Department of Electronics, Information and Bioengineering (DEIB), Politecnico di Milano Piazza Leonardo da Vinci, Milano, Italy.
State Key Laboratory of High Performance Complicated, Central South University Changsha, Changsha, China.
Int J Med Robot. 2021 Feb;17(1):1-11. doi: 10.1002/rcs.2193. Epub 2020 Nov 12.
Both safety and accuracy are of vital importance for surgical operation procedures. An efficient way to avoid the singularity of the surgical robot concerning safety issues is to maximize its manipulability in robot-assisted surgery. The goal of this work was to validate a dynamic neural network optimization method for manipulability optimization control of a 7-degree of freedom (DoF) robot in a surgical operation.

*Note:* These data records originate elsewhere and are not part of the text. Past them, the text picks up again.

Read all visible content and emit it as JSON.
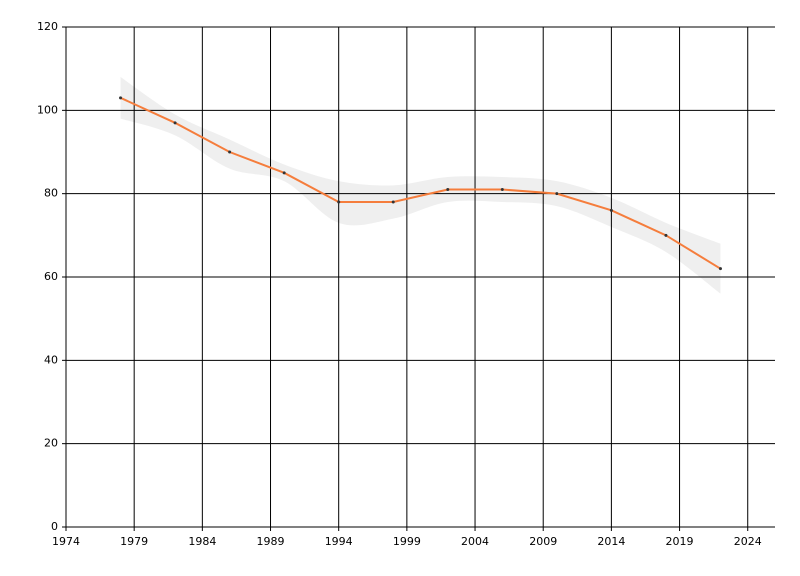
{
  "chart_data": {
    "type": "line",
    "x": [
      1978,
      1982,
      1986,
      1990,
      1994,
      1998,
      2002,
      2006,
      2010,
      2014,
      2018,
      2022
    ],
    "series": [
      {
        "color": "#f57d3c",
        "values": [
          103,
          97,
          90,
          85,
          78,
          78,
          81,
          81,
          80,
          76,
          70,
          62
        ]
      }
    ],
    "band": {
      "color": "#efefef",
      "upper": [
        108,
        99,
        93,
        87,
        83,
        82,
        84,
        84,
        83,
        79,
        73,
        68
      ],
      "lower": [
        98,
        94,
        86,
        83,
        73,
        74,
        78,
        78,
        77,
        72,
        66,
        56
      ]
    },
    "xlim": [
      1974,
      2026
    ],
    "xticks": [
      1974,
      1979,
      1984,
      1989,
      1994,
      1999,
      2004,
      2009,
      2014,
      2019,
      2024
    ],
    "ylim": [
      0,
      120
    ],
    "yticks": [
      0,
      20,
      40,
      60,
      80,
      100,
      120
    ],
    "grid": true
  }
}
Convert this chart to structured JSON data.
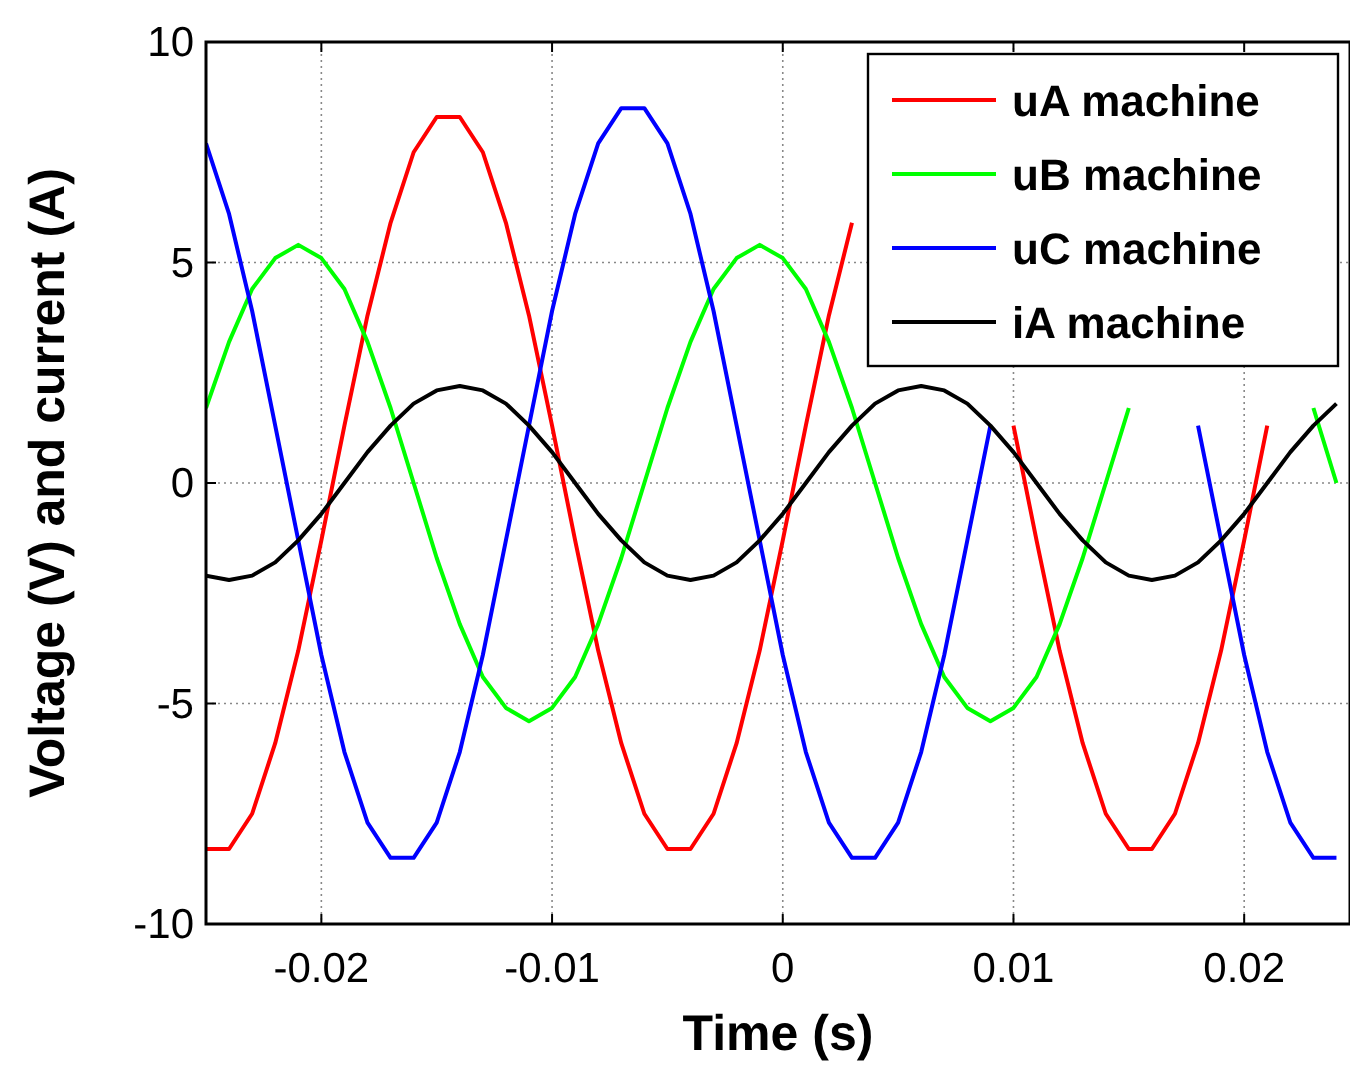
{
  "chart_data": {
    "type": "line",
    "xlabel": "Time (s)",
    "ylabel": "Voltage (V) and current (A)",
    "x": [
      -0.025,
      -0.024,
      -0.023,
      -0.022,
      -0.021,
      -0.02,
      -0.019,
      -0.018,
      -0.017,
      -0.016,
      -0.015,
      -0.014,
      -0.013,
      -0.012,
      -0.011,
      -0.01,
      -0.009,
      -0.008,
      -0.007,
      -0.006,
      -0.005,
      -0.004,
      -0.003,
      -0.002,
      -0.001,
      0,
      0.001,
      0.002,
      0.003,
      0.004,
      0.005,
      0.006,
      0.007,
      0.008,
      0.009,
      0.01,
      0.011,
      0.012,
      0.013,
      0.014,
      0.015,
      0.016,
      0.017,
      0.018,
      0.019,
      0.02,
      0.021,
      0.022,
      0.023,
      0.024
    ],
    "series": [
      {
        "name": "uA machine",
        "color": "#ff0000",
        "values": [
          -8.3,
          -8.3,
          -7.5,
          -5.9,
          -3.8,
          -1.3,
          1.3,
          3.8,
          5.9,
          7.5,
          8.3,
          8.3,
          7.5,
          5.9,
          3.8,
          1.3,
          -1.3,
          -3.8,
          -5.9,
          -7.5,
          -8.3,
          -8.3,
          -7.5,
          -5.9,
          -3.8,
          -1.3,
          1.3,
          3.8,
          5.9,
          null,
          null,
          null,
          null,
          null,
          null,
          1.3,
          -1.3,
          -3.8,
          -5.9,
          -7.5,
          -8.3,
          -8.3,
          -7.5,
          -5.9,
          -3.8,
          -1.3,
          1.3,
          null,
          null,
          null
        ]
      },
      {
        "name": "uB machine",
        "color": "#00ff00",
        "values": [
          1.7,
          3.2,
          4.4,
          5.1,
          5.4,
          5.1,
          4.4,
          3.2,
          1.7,
          0,
          -1.7,
          -3.2,
          -4.4,
          -5.1,
          -5.4,
          -5.1,
          -4.4,
          -3.2,
          -1.7,
          0,
          1.7,
          3.2,
          4.4,
          5.1,
          5.4,
          5.1,
          4.4,
          3.2,
          1.7,
          0,
          -1.7,
          -3.2,
          -4.4,
          -5.1,
          -5.4,
          -5.1,
          -4.4,
          -3.2,
          -1.7,
          0,
          1.7,
          null,
          null,
          null,
          null,
          null,
          null,
          null,
          1.7,
          0
        ]
      },
      {
        "name": "uC machine",
        "color": "#0000ff",
        "values": [
          7.7,
          6.1,
          3.9,
          1.3,
          -1.3,
          -3.9,
          -6.1,
          -7.7,
          -8.5,
          -8.5,
          -7.7,
          -6.1,
          -3.9,
          -1.3,
          1.3,
          3.9,
          6.1,
          7.7,
          8.5,
          8.5,
          7.7,
          6.1,
          3.9,
          1.3,
          -1.3,
          -3.9,
          -6.1,
          -7.7,
          -8.5,
          -8.5,
          -7.7,
          -6.1,
          -3.9,
          -1.3,
          1.3,
          null,
          null,
          null,
          null,
          null,
          null,
          null,
          null,
          1.3,
          -1.3,
          -3.9,
          -6.1,
          -7.7,
          -8.5,
          -8.5
        ]
      },
      {
        "name": "iA machine",
        "color": "#000000",
        "values": [
          -2.1,
          -2.2,
          -2.1,
          -1.8,
          -1.3,
          -0.7,
          0,
          0.7,
          1.3,
          1.8,
          2.1,
          2.2,
          2.1,
          1.8,
          1.3,
          0.7,
          0,
          -0.7,
          -1.3,
          -1.8,
          -2.1,
          -2.2,
          -2.1,
          -1.8,
          -1.3,
          -0.7,
          0,
          0.7,
          1.3,
          1.8,
          2.1,
          2.2,
          2.1,
          1.8,
          1.3,
          0.7,
          0,
          -0.7,
          -1.3,
          -1.8,
          -2.1,
          -2.2,
          -2.1,
          -1.8,
          -1.3,
          -0.7,
          0,
          0.7,
          1.3,
          1.8
        ]
      }
    ],
    "xlim": [
      -0.025,
      0.0245
    ],
    "xticks": [
      -0.02,
      -0.01,
      0,
      0.01,
      0.02
    ],
    "ylim": [
      -10,
      10
    ],
    "yticks": [
      -10,
      -5,
      0,
      5,
      10
    ],
    "grid": true,
    "legend": "top right",
    "marker": "none",
    "line_style": "solid"
  }
}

Three different paths, a circle, a sinusoid and a spiral were chosen to simulate typical surgical tasks. The dynamic neural network-based manipulability optimization control was implemented on a 7-DoF robot manipulator. During the surgical operation procedures, the manipulability of the robot manipulator and the accuracy of the surgical operation are recorded for performance validation.
By comparison, the dynamic neural network-based manipulability optimization control achieved optimized manipulability but with a loss of the accuracy of trajectory tracking (the global error was 1 mm compare to the 0.5 mm error of non-optimized method).

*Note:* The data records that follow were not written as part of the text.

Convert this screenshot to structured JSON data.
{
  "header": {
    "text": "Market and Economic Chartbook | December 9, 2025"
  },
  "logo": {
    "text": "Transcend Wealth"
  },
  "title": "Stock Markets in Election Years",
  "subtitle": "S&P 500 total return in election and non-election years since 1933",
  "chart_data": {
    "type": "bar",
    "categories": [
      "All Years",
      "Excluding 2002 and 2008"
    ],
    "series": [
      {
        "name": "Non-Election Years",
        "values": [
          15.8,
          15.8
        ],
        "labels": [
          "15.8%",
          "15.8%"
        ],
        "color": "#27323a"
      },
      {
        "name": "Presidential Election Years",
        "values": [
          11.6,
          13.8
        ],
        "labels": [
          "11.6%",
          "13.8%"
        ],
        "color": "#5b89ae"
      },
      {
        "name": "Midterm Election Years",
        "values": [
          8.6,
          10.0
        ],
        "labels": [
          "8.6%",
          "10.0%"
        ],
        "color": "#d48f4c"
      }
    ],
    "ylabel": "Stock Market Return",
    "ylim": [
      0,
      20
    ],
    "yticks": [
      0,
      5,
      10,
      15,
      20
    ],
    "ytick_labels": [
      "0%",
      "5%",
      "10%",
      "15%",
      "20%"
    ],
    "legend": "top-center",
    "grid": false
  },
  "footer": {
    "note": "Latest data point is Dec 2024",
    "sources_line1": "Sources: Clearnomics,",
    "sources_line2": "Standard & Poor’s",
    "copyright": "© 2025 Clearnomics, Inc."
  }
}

The method validated in this work achieved optimized manipulability with a loss of error. Future works should be introduced to improve the accuracy of the surgical operation.
手术操作过程的安全性和准确性都至关重要。避免手术机器人安全性问题奇点的有效方法是最大限度地提高机器人辅助手术中的可操作性。本工作的目的是验证一种动态神经网络优化方法,用于优化 7 自由度(DoF)机器人在手术中的可操作性优化控制。
选择圆形、正弦形和螺旋形三种不同的路径来模拟典型的手术任务。基于动态神经网络的可操作性优化控制在 7-DoF 机器人操纵器上实现。在手术过程中,记录机器人操纵器的可操作性和手术的准确性,以验证性能。
通过比较,基于动态神经网络的可操作性优化控制实现了优化的可操作性,但轨迹跟踪的准确性有所下降(全局误差为 1 毫米,而非优化方法的误差为 0.5 毫米)。
这项工作中验证的方法实现了优化的可操作性,但牺牲了误差。未来的工作应该引入以提高手术的准确性。